Late in life honours came thickly; he was elected an honorary fellow of Caius College in 1895; he received the honorary degrees of several universities; and in 1910 he was awarded the Chesney gold medal by the Royal United Service Institution. In 1907 he received knighthood; and in 1910, on his eightieth birthday, a number of admirers, including King George V, then Prince of Wales, and all the most celebrated admirals on the flag list, presented a testimonial and an address to the ‘pioneer in the revival of naval history’.

Laughton continued to lecture at King's College until the Christmas of 1914. He then complained of ill-health, and withdrew to his house at Wimbledon where his last days were spent. He died on 14 September 1915 in his eighty-sixth year. In accordance with his own request, his ashes were conveyed to sea by H.M.S. Conqueror and buried in forty fathoms at the mouth of the Thames ‘in the track of the incoming and outgoing ships’.

Laughton married, first, in 1866 Isabella, daughter of John Carr, of Dunfermline; and secondly, in 1886 Maria Josefa, daughter of Eugenio di Alberti, of Cadiz. He had by his first marriage one son and three daughters; and by his second, three sons and two daughters. He was a man of striking personal appearance with a tall, athletic figure and handsome features.

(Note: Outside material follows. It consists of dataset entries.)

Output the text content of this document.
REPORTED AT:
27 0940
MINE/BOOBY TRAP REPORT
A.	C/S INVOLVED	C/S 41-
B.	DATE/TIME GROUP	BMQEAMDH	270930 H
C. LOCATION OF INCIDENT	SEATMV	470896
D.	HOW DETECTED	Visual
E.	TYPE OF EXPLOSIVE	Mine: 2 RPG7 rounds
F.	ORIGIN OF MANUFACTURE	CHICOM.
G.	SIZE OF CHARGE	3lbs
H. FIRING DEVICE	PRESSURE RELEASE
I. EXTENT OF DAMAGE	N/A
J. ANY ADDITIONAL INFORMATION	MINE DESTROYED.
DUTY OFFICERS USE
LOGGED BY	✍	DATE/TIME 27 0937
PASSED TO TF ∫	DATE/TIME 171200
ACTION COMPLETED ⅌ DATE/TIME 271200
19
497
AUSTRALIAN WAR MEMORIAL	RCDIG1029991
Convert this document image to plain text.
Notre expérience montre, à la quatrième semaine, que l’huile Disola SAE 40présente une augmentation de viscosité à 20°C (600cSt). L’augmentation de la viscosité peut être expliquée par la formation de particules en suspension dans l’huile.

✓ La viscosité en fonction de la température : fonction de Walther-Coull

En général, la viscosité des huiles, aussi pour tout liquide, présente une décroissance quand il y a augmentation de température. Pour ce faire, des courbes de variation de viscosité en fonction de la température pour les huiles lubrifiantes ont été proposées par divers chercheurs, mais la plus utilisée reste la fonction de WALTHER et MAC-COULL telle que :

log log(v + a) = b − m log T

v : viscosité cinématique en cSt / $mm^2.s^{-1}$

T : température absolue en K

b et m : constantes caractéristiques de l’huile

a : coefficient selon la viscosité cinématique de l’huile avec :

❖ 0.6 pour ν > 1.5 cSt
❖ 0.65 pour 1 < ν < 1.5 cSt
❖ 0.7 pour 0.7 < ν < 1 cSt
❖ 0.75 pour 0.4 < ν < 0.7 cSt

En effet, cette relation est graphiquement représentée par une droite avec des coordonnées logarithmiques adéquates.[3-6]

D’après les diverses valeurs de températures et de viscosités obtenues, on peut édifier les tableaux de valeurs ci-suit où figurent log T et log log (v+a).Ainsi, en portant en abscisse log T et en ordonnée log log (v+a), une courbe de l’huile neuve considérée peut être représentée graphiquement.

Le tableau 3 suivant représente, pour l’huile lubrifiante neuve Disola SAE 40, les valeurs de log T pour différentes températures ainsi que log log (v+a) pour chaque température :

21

In addition to works already enumerated, Laughton wrote two volumes about Nelson, the Life (1895) and Nelson and his Companions in Arms (1896); edited the papers of Lord Barham (1907–1911); made a selection of Nelson letters from the unmanageable mass printed by Sir Harris Nicolas (1886); and collected some of his own fugitive tracts in a volume called Studies in Naval History (1887). But it is not from these books that the full value of Laughton's labour can be estimated. It is noteworthy that the publication of Captain A. T. Mahan's Influence of Sea Power upon History (1890) approximates in date to the foundation on this side of the Atlantic of the Navy Records Society. Mahan, admittedly one of Laughton's disciples, startled the world with his complete edifice of historical philosophy in the very hour in which Laughton dug down to the foundations on which alone such an edifice could be safely erected.

[Letters and Papers in possession of the family; Greenwich archives; personal knowledge.]